EX 12-24: Statement of partnership liquidation
After closing the accounts on July 1, prior to liquidating the partnership, the capital
account balances of Gold, Porter, and Sims are $55,000, $45,000, and $20,000,
respectively. Cash, noncash assets, and liabilities total $56,000, $96,000, and $32,000,
respectively. Between July 1 and July 29, the noncash assets are sold for $90,000, the
liabilities are paid, and the remaining cash is distributed to the partners. The partners
share net income and loss in the ratio of 3:2:1. Prepare a statement of partnership
liquidation for the period July 1–29, 2014. CHAPTER 13
EX 13-1: Dividends per share
Wallace Inc., a developer of radiology equipment, has stock outstanding as follows: 30,000
shares of cumulative preferred 2% stock, $90 par and 125,000 shares of $10 par common.

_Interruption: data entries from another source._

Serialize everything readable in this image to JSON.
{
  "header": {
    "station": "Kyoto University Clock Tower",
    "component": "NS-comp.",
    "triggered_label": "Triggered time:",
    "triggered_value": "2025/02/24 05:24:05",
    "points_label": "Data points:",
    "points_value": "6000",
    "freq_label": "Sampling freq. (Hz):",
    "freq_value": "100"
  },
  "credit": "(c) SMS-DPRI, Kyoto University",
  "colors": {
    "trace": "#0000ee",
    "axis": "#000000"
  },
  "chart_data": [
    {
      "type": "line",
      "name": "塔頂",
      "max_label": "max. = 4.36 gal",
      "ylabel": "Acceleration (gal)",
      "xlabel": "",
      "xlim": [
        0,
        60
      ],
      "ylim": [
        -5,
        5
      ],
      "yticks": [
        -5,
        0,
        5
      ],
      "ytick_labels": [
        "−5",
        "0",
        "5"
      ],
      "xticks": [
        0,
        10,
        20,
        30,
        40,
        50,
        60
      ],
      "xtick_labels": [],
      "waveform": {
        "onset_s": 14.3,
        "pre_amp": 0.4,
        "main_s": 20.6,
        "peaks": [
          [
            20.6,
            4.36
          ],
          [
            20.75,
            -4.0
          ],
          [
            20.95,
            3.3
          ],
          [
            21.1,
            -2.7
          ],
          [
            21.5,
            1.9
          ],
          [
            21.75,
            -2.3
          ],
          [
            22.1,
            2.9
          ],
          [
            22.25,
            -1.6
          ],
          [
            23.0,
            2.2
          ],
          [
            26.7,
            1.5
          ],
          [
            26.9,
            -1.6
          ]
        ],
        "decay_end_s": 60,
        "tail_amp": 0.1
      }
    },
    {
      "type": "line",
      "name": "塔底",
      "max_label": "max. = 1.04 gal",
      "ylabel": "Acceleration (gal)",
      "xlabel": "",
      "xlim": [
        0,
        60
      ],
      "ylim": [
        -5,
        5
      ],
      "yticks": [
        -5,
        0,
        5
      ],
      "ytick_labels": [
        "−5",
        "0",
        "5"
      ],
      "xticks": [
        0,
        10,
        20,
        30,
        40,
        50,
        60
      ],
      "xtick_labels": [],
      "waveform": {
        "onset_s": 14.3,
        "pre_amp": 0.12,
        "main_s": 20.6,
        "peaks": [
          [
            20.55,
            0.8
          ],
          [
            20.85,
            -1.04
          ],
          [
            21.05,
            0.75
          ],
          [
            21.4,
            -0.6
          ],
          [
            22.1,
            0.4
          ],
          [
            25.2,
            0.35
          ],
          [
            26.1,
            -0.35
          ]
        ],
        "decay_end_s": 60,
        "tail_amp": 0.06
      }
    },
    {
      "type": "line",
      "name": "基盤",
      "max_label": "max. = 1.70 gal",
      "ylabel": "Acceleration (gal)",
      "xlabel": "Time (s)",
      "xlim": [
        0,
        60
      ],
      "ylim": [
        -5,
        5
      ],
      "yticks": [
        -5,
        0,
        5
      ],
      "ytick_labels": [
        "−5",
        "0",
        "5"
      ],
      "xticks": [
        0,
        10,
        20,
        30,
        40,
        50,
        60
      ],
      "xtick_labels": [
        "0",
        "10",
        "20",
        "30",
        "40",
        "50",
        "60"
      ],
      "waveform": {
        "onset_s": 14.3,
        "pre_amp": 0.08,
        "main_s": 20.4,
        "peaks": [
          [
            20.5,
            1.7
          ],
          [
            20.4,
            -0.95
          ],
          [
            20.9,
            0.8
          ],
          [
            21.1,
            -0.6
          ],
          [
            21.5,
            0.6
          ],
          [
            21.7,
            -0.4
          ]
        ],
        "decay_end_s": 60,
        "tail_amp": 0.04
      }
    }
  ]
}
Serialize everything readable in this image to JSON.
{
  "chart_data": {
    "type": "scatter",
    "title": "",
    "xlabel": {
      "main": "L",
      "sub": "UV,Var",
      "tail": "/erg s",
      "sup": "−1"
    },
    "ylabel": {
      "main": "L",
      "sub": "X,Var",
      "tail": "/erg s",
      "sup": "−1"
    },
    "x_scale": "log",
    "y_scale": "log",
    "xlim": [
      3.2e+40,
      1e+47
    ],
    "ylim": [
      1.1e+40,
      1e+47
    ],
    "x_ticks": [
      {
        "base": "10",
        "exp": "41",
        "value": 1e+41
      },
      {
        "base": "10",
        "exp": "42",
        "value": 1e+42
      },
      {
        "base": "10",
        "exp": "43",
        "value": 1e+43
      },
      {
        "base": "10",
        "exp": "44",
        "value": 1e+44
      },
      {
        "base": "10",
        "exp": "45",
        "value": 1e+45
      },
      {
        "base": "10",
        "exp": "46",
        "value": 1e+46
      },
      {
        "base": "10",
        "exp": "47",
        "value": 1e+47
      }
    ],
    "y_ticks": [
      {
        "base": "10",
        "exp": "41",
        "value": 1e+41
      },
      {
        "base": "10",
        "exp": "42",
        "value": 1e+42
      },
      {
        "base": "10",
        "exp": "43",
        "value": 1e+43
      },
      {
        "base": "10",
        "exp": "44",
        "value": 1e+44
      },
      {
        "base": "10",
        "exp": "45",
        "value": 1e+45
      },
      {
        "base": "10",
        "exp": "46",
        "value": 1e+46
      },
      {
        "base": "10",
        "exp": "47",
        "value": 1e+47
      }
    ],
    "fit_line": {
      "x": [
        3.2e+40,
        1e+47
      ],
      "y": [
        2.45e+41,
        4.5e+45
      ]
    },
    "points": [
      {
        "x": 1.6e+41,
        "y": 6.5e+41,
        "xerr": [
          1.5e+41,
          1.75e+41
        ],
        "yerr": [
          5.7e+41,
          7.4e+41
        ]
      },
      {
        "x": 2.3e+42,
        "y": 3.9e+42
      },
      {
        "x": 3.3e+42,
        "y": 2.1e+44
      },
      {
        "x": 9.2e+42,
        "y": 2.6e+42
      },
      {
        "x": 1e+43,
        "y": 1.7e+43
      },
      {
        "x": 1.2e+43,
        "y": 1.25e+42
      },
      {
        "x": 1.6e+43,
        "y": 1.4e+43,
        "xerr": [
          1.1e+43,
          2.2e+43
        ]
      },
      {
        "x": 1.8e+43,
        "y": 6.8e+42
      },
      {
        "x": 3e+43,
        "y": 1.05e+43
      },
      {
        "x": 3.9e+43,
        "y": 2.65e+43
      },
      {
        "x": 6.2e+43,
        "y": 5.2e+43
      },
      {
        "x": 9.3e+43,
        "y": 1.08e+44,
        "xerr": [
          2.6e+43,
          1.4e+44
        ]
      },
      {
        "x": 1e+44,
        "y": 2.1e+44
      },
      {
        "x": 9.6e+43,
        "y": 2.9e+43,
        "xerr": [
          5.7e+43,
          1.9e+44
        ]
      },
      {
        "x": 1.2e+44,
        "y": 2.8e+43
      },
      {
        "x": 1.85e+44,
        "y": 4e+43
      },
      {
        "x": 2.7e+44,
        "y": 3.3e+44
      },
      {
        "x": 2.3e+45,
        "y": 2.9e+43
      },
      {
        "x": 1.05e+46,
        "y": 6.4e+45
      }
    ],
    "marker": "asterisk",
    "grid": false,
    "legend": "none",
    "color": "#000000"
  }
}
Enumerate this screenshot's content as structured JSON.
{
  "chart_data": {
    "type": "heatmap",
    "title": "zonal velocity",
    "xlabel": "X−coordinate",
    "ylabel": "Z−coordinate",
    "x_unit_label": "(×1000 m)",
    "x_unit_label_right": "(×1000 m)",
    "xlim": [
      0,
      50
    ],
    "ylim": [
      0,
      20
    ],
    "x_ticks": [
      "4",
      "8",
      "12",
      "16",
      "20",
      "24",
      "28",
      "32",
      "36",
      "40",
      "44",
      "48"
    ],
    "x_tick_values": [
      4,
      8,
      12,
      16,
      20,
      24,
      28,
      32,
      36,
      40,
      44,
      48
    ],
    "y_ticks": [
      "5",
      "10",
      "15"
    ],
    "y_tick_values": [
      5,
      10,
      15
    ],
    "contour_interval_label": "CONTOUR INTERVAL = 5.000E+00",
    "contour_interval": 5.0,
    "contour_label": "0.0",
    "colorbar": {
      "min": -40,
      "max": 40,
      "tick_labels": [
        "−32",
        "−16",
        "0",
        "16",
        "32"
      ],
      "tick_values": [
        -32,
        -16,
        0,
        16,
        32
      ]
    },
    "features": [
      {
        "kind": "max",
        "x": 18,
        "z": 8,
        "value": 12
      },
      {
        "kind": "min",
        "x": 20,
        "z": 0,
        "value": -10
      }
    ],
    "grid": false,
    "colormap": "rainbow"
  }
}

During its first four years of operations, the following amounts were distributed as
dividends:first year, $24,000; second year, $81,000; third year, $92,000; fourth year,
$139,000. Calculate the dividends per share on each class of stock for each of the four years.
EX 13-2: Dividends per share
Lightfoot Inc., a software development firm, has stock outstanding as follows: 40,000 shares
of cumulative preferred 1% stock, $125 par, and 100,000 shares of $150 par common.
During its first four years of operations, the following amounts were distributed as dividends:
first year, $36,000; second year, $58,000; third year, $75,000; fourth year, $124,000.
Calculate the dividends per share on each class of stock for each of the four years.